Mein Mann muss demnächst zur Bestrahlung. Prostataloge und Metastase Knochen.
Er hat ein schwieriges Problem meint er. Da seine Blase ja etwas verkleinert ist durch
die OP bei der Prostataektomie muss er häufig und das sofort. Dann noch die Reizblase
durch das Parkinson. Er meint das bekäme er nie hin, dass er mit voller Blase antanzen kann.
Er macht sich nun Sorgen, dass das dann alles schiefgeht also zuviel anderes Gewebe erwischt
wird. Auch könnte er nicht warten. Er ist verzweifelt, da sein Darm eben durch sein Park. eher
sehr lahm ist. Er solle wohl jeden Morgen rechtzeitig microklist einführen. Auf Dauer ich
weiss nicht. Hoffentlich funktioniert dann nachher überhaupt noch etwas. Er ist drauf und
dran alles abzublasen, was ich nicht gut finde. Denn durch seine Hormonresitenz (Bicalutamid
Monotherapie) gibt es ja keine wirkliche Alternative. Oder? Ich denke wir haben noch Zeit und 
vielleicht üben wir etwas. So richtig Ballaststoffe geht ja auch nicht. Was wisst Ihr über
so eine Art Ballststoffdrink? Bin sehr ratlos. Hoffe ihr könntet mir etwas mit Rat helfen?

Ich danke Euch

----------


## tritus59

Hallo Bluefisch,
Ich denke, es würde den Erfahreneren unter uns helfen, einen Ratschlag zu erteilen, wenn ihr mehr Infos in das Profil eingeben würdet. Dann wären alle notwendigen Details sofort einsehbar (z.B. Alter, bisherige PCa Therapien usw.)
Also wenn jetzt "nur" eine Hormonresistenz wegen der Bicalutamid Monotherapie vorliegt, ist das Ende der Fahnenstange noch längst nicht erreicht bezüglich Hormonresistenz. 

Tritus

----------


## Michi1

Mit der vollen Blase hatte ich auch Schwierigkeiten da ich Inkontinent war in der Zeit. Ich bekam von einem User den Rat das es eine Penisklemme gibt. Hab sie sofort bestellt und ausprobiert. Am Anfang ist es schon ein wenig komisch aber man gewöhnt sich dran. So konnte ich mein Wasser eine Stunde vorher trinken und ich hatte die Blase voll.

----------


## bluefisch

Hallo
Danke für Eure netten ratschläge. ur Info: Mein Mann 77 Jahre. OP vor 15 Jahren. 
4+3=7 pT3bpN1. Er hatte nie den 0 Wert erreicht. Aber es ging ganz gut so. Er hatte 
weder Hormontherapie noch Bestrahlung. Dann stieg der PSA etwas und der Uro meinte 
ein PET Cholin in Tübingen vor 8 Jahren. Dabei wurde auch Rezidiv Prostataloge und Metastase linker
Sitzbeinknochen festgestellt. Danach Eligard (aber nur 6 Monate da Unverträglichkeit) und dann
Bicalutamid erst 50 dann 150. Das ca. 7 Jahre. Nun PSA auf 1,4 und es wurde ein PSMA angesetzt.
Die gleichen Resultate wie vor 8 Jahren. Nun will er Bestrahlung Prostataloge und Sitbeinmetastase
was nachvolliehbar ist. Nur leider hat mein Mann eine Reizblase durch das Parkinson er kann es nicht
abschäten wenn sie voll ist und sein Darm ist sehr träge. Dann jeden Tag über 8 Wochen Microklist???
Entzündungen sind vorprogrammiert. Ich weiss nicht ob überhaupt noch eine Strahlungsgenauigkeit sein kann.
Das weiss ich eben nicht ob Toleranen möglich sind und eingerechnet werden?

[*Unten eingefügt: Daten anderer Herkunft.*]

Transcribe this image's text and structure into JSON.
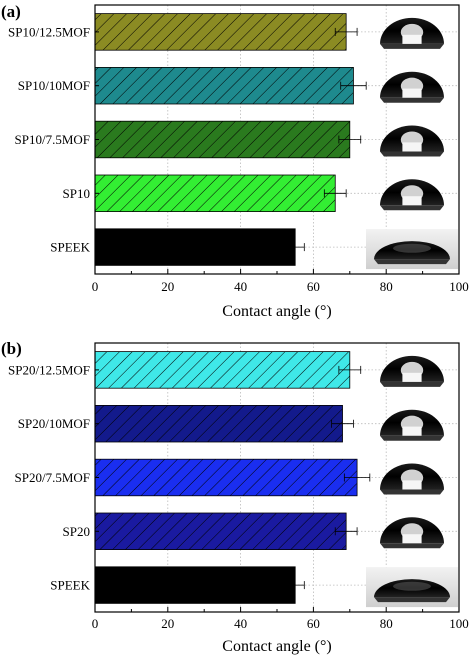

Jedenfalls werden wir auch nochmal unseren Urologen besuchen und über Hormonblocker sprechen.
Wenn er sich doch auch so gut fühlt? Jedenfalls wird es eine schwierige Entscheidung und evtl. macht er
keine Bestrahlung denn das kann auch bei seiner Krankheit einiges auslösen. Aber das kann den Ärzten
ja egal sein. Wo bleibt die Lebensqualität? Wir sind echt genervt. Unser Urologe ist mehr im Urlaub wie
in der Praxis, auch da müssen wir wahrscheinlich einen Wechsel anstreben.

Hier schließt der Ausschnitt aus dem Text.